RADARBEKASI.ID, BEKASI UTARA – Pemohon paspor untuk umrah diperkirakan bakal melonjak menyusul sudah adanya lampu hijau pelaksanaan ibadah umroh yang disampaikan oleh Kementerian Luar Negeri (Kemenlu) berdasarkan nota diplomatik Indonesia dengan Arab Saudi.

 Kepala Seksi Teknologi Informasi dan Sarana Informasi Keimigrasian Kantor Imigrasi Kelas I NonTPI Bekasi, Danis Paskah menyampaikan bahwa pihaknya tengah bersiap jika perjalanan ibadah umroh dipastikan mulai dibuka. Diantaranya adalah penambahan jumlah pegawai yang datang ke kantor atau Work From Office (WFO).


 

“Kemungkinan nanti untuk pegawai akan ditingkatkan dari 25 persen ke 50 persen,” katanya.


 Belum secara detail diperkirakan berapa besar jumlah pemohon paspor jika tanggal kepastian izin perjalanan ibadah umroh diumumkan. Namun, besar kemungkinan terjadi peningkatan yang signifikan.

 Sejauh ini calon jemaah umrah masih menahan diri, hal ini disebabkan lantaran belum ada kepastian izin perjalanan ibadah umroh dibuka. Sejauh ini hanya satu dua calon jemaah umroh yang mulai mengajukan permohonan paspor. “Kemungkinan akan terjadi lonjakan,” tambahnya.

 Saat waktunya tiba, ia menghimbau kepada calon jemaah umroh untuk melengkapi persyaratan permohonan paspor, diantaranya Kartu Tanda Penduduk (KTP), Kartu Keluarga (KK), hingga Akte Lahir. Jika akte lahir tidak dimiliki oleh calon jemaah, bisa digantikan dengan dokumen lain seperti surat nikah atau ijazah.

 

Layanan kolektif bisa dimanfaatkan oleh calon jemaah umrah untuk membuat paspor dengan ketentuan calon jemaah mengumpulkan minimal 20 pemohon kemudian mendaftarkannya melalui website Kantor Imigrasi Kelas I NonTPI Bekasi.

 Sebelumnya, Kepala Seksi Penyelenggaraan Haji dan Umrah (PHU) Kantor Kementerian Agama (Kemenag) Kota Bekasi, Sri Siagawati menyampaikan bahwa pihaknya juga masih menunggu keputusan resmi perjalanan umrah dibuka.

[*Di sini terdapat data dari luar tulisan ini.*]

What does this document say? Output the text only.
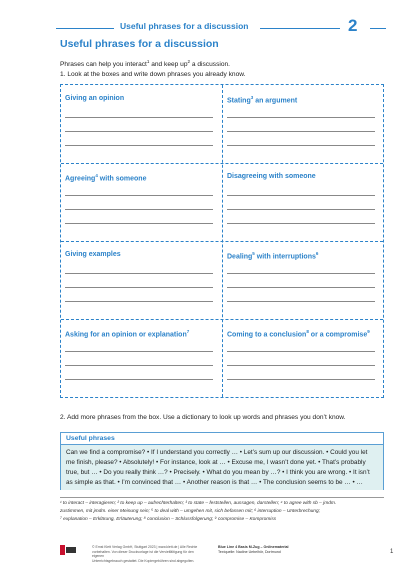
Useful phrases for a discussion	2
Useful phrases for a discussion
Phrases can help you interact$^1$ and keep $up^2$ a discussion.
1. Look at the boxes and write down phrases you already know.
Giving an opinion	Stating$^3$ an argument
Agreeing$^4$ with someone	Disagreeing with someone
Giving examples	Dealing$^5$ with interruptions$^6$
Asking for an opinion or explanation$^7$	Coming to a conclusion$^8$ or a compromise$^9$
2. Add more phrases from the box. Use a dictionary to look up words and phrases you don’t know.
Useful phrases
Can we find a compromise? • If I understand you correctly … • Let’s sum up our discussion. • Could you let
me finish, please? • Absolutely! • For instance, look at … • Excuse me, I wasn’t done yet. • That’s probably
true, but … • Do you really think …? • Precisely. • What do you mean by …? • I think you are wrong. • It isn’t
as simple as that. • I’m convinced that … • Another reason is that … • The conclusion seems to be … • …
¹ to interact – interagieren; ² to keep up – aufrechterhalten; ³ to state – feststellen, aussagen, darstellen; ⁴ to agree with sb – jmdm.
zustimmen, mit jmdm. einer Meinung sein; ⁵ to deal with – umgehen mit, sich befassen mit; ⁶ interruption – Unterbrechung;
⁷ explanation – Erklärung, Erläuterung; ⁸ conclusion – Schlussfolgerung; ⁹ compromise – Kompromiss
© Ernst Klett Verlag GmbH, Stuttgart 2023 | www.klett.de | Alle Rechte
vorbehalten. Von dieser Druckvorlage ist die Vervielfältigung für den eigenen
Unterrichtsgebrauch gestattet. Die Kopiergebühren sind abgegolten.
Blue Line 4 Basis M-Zug – Onlinematerial
Textquelle: Nadine Uebelhör, Dortmund	1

 Sampai dengan saat ini, ia belum mensosialisasikan hal ini kepada calon jemaah sebelum mendapat keputusan resmi. Pemberitahuan sementara ini baru disampaikan kepada perusahaan penyelenggara perjalanan umroh di Kota Bekasi untuk mempersiapkan diri.

 “Kita juga belum tahu berapa kuota yang akan diberikan Arab Saudi tiap bulannya berapa, kita berharap keputusan yang terbaik karena banyak jemaah umrah yang ingin kesana,” ungkapnya.

 Selama perjalanan ibadah umrah tidak dilaksanakan, hasil mitigasi Kemenag Kota Bekasi ada seribu jemaah tertunda keberangkatan umrohnya. Lebih lanjut, Kemenag Kota Bekasi juga masih menunggu ketentuan lebih lanjut termasuk batas usia jamaah yang diizinkan, beserta dengan kondisi kesehatannya. (sur)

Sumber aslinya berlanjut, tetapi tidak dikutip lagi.